Discover how to deploy managed file servers leveraging Amazon FSx for Windows Server with VMware Cloud on AWS. This article walks you through the reference architecture for setting up a shared storage scenario for your virtual machines.
Storage within an SDDC is delivered to virtual machine workloads in the form of virtual disks attached to each VM. While this is ideal for the specific storage requirements of each VM, it does not lend itself to providing “shared storage” which can be leveraged from multiple VMs. One solution to this problem is to use a network-based storage presentation which can be accessed by any VM.
This reference architecture demonstrates how to do so. It highlights the recommended production topology for deploying managed file servers leveraging Amazon FSx for Windows File Server with VMware Cloud on AWS.
Amazon FSx for Windows File Server offers a managed shared file storage service for Windows or other devices which support the “Server Message Block” (SMB) protocol. It offers the advantages of a fully managed Windows server configured to deliver the required storage capacity with performance and scale. The data is encrypted at rest (and in transit for clients supporting SMB protocol v3) and is backed up daily to S3. The service uses identity-based authentication to control access to data which, in the case of this reference architecture, is provided by AWS Directory Service.
To simplify client consumption of the shared data within the SDDC, File Server VMs are deployed which mount the unique FSx share name in the format of \<uniqueFS-ID\> of the FSx share, followed by the organization’s domain name and the share name (which would look something like this: `\\fs-012345678901234567.example.com\share`). The File Server VMs then present the shares in a local, domain user-friendly way in the format of `\\example.com\share`.

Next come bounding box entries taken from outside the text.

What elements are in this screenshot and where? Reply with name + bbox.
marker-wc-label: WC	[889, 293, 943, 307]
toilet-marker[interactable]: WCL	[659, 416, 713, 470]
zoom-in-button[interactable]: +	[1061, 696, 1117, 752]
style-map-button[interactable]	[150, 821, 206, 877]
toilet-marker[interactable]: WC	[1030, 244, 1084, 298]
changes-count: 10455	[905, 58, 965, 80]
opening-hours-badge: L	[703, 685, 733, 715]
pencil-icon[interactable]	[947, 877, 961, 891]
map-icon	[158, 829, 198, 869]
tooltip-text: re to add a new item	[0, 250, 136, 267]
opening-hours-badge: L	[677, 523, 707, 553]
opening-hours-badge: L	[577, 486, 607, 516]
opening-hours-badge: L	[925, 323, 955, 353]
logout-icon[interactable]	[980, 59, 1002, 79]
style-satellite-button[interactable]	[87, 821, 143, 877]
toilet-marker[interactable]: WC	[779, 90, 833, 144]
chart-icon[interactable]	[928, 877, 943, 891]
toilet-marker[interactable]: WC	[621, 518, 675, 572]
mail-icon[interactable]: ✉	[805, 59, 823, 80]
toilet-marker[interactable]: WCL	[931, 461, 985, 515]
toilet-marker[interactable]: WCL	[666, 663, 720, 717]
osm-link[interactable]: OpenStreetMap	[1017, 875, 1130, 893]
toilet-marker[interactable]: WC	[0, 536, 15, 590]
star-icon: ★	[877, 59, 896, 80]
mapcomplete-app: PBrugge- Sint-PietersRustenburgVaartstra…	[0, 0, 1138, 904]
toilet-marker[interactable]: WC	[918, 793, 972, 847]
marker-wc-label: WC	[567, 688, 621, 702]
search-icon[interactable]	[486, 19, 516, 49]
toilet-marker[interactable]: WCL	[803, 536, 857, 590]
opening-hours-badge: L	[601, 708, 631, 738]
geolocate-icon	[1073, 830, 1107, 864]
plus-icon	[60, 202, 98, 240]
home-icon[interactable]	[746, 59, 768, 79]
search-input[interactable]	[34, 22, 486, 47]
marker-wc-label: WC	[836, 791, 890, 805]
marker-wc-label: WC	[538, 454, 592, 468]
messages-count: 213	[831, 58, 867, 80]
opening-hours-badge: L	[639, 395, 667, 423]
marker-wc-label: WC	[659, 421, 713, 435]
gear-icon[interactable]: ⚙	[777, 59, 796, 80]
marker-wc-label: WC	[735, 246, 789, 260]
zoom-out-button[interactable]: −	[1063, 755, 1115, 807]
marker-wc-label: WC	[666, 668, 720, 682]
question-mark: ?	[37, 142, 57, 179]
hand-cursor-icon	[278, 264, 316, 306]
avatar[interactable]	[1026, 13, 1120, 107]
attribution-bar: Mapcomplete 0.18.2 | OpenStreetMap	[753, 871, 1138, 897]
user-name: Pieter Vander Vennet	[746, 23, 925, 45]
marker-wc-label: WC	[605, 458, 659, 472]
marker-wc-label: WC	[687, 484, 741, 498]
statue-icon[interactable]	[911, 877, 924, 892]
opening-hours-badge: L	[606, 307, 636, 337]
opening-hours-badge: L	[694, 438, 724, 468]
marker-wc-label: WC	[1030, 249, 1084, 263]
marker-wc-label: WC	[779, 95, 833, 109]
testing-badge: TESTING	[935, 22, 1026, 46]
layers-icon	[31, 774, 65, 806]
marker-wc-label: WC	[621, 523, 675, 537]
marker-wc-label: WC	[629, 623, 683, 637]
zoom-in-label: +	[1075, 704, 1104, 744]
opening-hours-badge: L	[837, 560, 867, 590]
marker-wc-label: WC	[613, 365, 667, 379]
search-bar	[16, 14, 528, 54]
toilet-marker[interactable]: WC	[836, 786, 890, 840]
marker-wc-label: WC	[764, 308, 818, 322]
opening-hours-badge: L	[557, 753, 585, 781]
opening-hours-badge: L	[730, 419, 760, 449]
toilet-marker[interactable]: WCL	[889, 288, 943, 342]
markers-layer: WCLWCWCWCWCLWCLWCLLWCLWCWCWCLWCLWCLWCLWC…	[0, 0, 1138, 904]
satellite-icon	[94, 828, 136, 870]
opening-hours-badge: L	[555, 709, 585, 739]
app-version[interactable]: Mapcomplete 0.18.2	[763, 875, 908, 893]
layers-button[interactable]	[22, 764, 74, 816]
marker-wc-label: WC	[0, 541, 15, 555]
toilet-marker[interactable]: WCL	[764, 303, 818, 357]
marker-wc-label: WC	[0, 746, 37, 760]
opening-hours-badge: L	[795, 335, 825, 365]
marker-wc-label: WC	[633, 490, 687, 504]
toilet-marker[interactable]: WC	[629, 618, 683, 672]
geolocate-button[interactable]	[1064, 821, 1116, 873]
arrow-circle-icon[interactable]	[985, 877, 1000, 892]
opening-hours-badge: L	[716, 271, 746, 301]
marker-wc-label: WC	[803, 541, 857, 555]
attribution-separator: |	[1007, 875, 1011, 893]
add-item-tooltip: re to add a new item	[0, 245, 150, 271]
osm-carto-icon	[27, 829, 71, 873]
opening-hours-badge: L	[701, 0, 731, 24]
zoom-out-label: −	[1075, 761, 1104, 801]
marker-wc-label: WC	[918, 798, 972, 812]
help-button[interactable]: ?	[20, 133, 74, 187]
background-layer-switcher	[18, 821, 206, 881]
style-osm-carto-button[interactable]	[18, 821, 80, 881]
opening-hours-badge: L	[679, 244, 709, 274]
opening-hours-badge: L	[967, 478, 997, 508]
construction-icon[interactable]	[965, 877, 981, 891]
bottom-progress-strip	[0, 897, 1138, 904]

As the SMB traffic must pass between the SDDC and the attached Customer VPC over the Elastic Network Interface, we need to allow the flows on both the AWS security group controlling the VPC, and the SDDC Compute Gateway firewalls. This allows the SDDC File Servers to access the data from the FSx shares. Local access to the SDDC File Servers will be across the Compute Gateway and can be controlled by the Compute Gateway firewall if the connection is from outside the SDDC, or by the Distributed Firewall (DFW) for clients inside the SDDC.